Earl Granville, who had just become Secretary of State for Foreign and Commonwealth Affairs, responded on behalf of the Colonies Secretary. He said that the matter was never going to be completed without the consent of Parliament. However, he said that "you will find it excessively difficult to show what advantage is gained by this country by retaining possession of this settlement." He said that as there was no slave trade and no suppression of the slave trade anymore, there was little value in maintaining the Gambia. He also said there was no military value to the Gambia, "unless our seamen were seized with an unusual whim to run away and hide themselves from the rest of the world." The Earl continued that in fact, trade had "steadily fallen off" and "the revenue with it". He said that Colonial Office officials tended to have difficulty adapting to conditions in the Gambia, and also that the handwriting on the petition the Duke referenced was seemingly by the same person. He concluded that "While the Colony would be of great advantage to the French in connection with their flourishing Colony of Senegal, I think it is no exaggeration to say that Gambia is to our country an absolute burden without any redeeming characteristics."

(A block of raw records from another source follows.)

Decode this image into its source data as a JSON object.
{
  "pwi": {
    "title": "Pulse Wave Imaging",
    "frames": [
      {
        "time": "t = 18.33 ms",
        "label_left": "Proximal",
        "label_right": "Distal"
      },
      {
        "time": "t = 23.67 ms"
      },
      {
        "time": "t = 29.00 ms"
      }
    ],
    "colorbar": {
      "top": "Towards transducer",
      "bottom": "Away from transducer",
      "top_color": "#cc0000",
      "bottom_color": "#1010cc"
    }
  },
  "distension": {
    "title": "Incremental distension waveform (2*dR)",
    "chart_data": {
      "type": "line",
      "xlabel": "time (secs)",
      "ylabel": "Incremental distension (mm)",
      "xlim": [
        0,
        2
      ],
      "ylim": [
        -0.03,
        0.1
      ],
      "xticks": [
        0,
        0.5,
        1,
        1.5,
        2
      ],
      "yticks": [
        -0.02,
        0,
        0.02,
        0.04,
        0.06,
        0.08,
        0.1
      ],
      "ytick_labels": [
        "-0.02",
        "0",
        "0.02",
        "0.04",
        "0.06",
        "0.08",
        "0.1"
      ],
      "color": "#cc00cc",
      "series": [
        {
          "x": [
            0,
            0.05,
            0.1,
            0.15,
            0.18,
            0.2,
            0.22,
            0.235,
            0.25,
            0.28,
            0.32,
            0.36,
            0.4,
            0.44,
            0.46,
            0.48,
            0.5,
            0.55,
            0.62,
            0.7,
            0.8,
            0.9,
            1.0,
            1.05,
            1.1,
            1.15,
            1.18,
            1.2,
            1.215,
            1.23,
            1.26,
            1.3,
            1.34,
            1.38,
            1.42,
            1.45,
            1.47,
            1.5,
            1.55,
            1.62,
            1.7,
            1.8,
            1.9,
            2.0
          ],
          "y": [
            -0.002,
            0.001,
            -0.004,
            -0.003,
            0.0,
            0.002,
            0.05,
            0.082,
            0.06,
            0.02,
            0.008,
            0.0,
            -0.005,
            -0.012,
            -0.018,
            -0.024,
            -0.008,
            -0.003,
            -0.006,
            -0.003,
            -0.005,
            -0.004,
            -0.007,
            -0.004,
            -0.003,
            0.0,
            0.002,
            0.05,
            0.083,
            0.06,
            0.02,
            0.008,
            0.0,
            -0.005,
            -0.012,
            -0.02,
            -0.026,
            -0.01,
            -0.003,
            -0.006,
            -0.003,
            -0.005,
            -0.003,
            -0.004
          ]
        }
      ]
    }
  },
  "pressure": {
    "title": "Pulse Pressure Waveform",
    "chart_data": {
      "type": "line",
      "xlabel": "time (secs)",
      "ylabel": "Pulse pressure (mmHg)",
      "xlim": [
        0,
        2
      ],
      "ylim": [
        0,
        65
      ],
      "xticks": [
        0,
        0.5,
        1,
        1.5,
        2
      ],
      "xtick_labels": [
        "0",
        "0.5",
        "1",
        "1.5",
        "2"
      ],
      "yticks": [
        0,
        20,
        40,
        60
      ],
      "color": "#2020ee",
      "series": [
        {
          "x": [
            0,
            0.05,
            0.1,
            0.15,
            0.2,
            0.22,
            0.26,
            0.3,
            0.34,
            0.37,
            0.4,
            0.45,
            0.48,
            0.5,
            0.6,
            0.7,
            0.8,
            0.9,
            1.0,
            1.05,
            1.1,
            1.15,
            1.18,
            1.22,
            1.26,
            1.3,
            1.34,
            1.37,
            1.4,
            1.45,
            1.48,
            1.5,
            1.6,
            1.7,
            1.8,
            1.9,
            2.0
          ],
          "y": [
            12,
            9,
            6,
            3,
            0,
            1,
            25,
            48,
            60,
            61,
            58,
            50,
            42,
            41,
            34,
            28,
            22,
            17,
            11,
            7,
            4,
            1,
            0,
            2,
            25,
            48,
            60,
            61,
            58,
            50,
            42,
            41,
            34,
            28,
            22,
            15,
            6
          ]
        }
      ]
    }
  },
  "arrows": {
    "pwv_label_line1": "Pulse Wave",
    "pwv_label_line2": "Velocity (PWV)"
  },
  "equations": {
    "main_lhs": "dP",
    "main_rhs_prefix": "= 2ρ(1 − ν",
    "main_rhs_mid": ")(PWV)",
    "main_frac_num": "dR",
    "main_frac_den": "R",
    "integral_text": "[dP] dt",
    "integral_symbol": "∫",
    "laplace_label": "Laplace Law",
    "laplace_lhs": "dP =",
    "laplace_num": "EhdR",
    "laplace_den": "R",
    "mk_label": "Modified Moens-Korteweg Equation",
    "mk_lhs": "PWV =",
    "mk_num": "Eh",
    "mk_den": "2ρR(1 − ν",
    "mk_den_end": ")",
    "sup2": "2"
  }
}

== Second proposal, 1874–76 ==
In April 1874, the French government again proposed that the Gambia should be exchanged. This time, they proposed that it would be done in return for the Ivory Coast and the Mellacourie region. Once the news broke in mid-1875, there was further opposition in Bathurst. Liberated African political leaders formed the Gambia Native Association to coordinate their proposals. Likewise, the British merchants formed the Gambia Committee, which also condemned cession. Negotiations were again delayed again, and in March 1876, when it appeared that he may have misled Parliament, the Earl of Carnarvon broke off negotiations.

In 1876, the South Australian Register concluded with the following in an article on the possible Gambian cession: "At this moment, every portion of England's vast Colonial Empire is thoroughly loyal, but it is not too much to say that very different sentiments will arise if the British Government once give their assent to the principle that to suit the fancy of statesmen any portion of the colonies may be given away to or exchange with a foreign power, not only without the consent, but contrary to the wish of the people whose allegiance is made a matter of barter."

== Collapse of the 1870s proposals ==
The idea of exchange remained a political possibility in the 1880s, but no firm proposals were put forward by either government. Concurrent with many of these events, Otto von Bismarck set about unifying the German states. During this process, he provoked the French into the Franco-Prussian War. Following the war, the French did not revisit the subject of Gambian cession, and the British authorities "apparently thought better of pursuing the matter."

== Proposal raised again, 1890s ==
There was the possibility of cession again in the 1890s as the government proposed that a West African colony, likely the Gambia, would be ceded to the French in return for them giving up their fishing rights on the Newfoundland coast. According to The New York Times, the dispute over Newfoundland fishing rights had been going on since the Treaty of Utrecht in 1713. In 1891, The Spectator noted that "British Gambia is of little use to England except as a means of inflicting injury on France, it would be not unreasonable on our part to exchange it as suggested."